僕はこの旅に出て一番自分に驚いたことは、「自分の感性に素直になれる」ということ。これは裏返すとあまりにも無知すぎるということとしても捉えられなくはないが、目の前に物理的に現れる、もしくは内面的に認識する自分の価値観にヒットしやすいのだと思う。
大学一回生の時、水産社会学という講義を受けた際に漁業資源枯渇の問題をテーマに村上市のモデルケースが取り上げられた。資源保護とともにその地域に伝わる鮭の活用文化についても触れる時間があった。それが鮭の塩干である。
鮭の塩干とは読んで字のごとく、塩を揉み込み日本海側の寒風に当てて軒先で干すというもの。
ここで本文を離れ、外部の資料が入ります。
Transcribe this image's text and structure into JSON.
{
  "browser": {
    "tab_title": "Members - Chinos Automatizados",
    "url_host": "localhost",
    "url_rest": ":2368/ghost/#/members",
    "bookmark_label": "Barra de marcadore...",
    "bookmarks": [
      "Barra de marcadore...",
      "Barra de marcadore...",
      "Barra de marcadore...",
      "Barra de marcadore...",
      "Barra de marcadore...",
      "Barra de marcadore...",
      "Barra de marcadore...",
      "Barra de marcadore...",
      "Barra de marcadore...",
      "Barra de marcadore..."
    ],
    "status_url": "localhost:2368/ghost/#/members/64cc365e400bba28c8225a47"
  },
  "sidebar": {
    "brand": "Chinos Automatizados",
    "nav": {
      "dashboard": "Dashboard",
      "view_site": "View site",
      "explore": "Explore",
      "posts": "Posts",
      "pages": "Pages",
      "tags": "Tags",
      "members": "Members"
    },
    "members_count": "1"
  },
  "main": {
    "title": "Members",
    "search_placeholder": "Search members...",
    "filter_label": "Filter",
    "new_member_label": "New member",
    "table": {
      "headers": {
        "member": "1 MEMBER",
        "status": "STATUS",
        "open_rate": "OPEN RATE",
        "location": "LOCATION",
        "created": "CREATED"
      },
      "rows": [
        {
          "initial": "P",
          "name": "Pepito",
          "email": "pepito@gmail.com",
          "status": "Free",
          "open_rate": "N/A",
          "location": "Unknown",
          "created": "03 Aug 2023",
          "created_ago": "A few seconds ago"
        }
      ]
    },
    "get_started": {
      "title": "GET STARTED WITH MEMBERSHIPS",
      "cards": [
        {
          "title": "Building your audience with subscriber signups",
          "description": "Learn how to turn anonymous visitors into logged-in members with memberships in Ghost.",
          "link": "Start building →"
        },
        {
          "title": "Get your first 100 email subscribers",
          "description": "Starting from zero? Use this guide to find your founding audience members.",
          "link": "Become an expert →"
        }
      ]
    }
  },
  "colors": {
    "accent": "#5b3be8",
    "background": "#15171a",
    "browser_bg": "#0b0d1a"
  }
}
当時は現在とは異なり冷凍技術は発達していなかったので、地元の人々の生きる知恵によって編み出したこの技術で保存食として活用していたそう。その文化が今も脈々として受け継がれている。
(このように軒先に風を当てて干している。お腹の部分を見て欲しいのだが、完全に一文字に裂かれていないことが分かる。これはここ村上市が城下町で武士の切腹を連想させないために完全な一文字にしないという当時の人々の心遣いが現れているのだとか。)
また保存という意味合いだけではなく、旨味の引き出しとしても多いに活躍する。塩を丁寧にもみこむことで上質な旨味を引き出すことに加え、寒風に当て熟成を促進することでもさらに旨味を引き出します。
お土産のアンテナショップの奥にひっそりと酒が干されている光景を見たとき、内から沸き起こる完成の大爆発に終始顔が緩んでいた。ついに念願の光景にお目にかかれた、と。
(倉庫の中で丁寧に塩が揉み込み、熟成させているところ)
(ここ村上市では鮭の心臓の刺身を食することができる。目玉がくり抜かれていることから分かるように、鮭の全ての部分をもてあますことなく食すことで自然の恵みに感謝する人々の哲学を察することができる。)
それだけではない。その感動をより決定的にしたのが車を進めて15分ほどの山間の集落の家にもこの塩干が行われていたということである。
今全国の地方を見渡してみるとこのような先代の方々が生きる知恵として編み出してできた文化が消失しかけている。文化とは後付けのものであり、時代ごとに最適化が図られ形を変えていくものであるから、近代的な文化は今や町の原風景としてはなかなか見受けられないというのが現状である。そんな中で、鮭の塩干というライフスタイルとして残る近代的な文化を見たときの感動は今も忘れられない。
今もなお受け継がれている昔の人々の生きる知恵が生み出した文化に、僕の感性のトリガーは引き抜かれたのであった。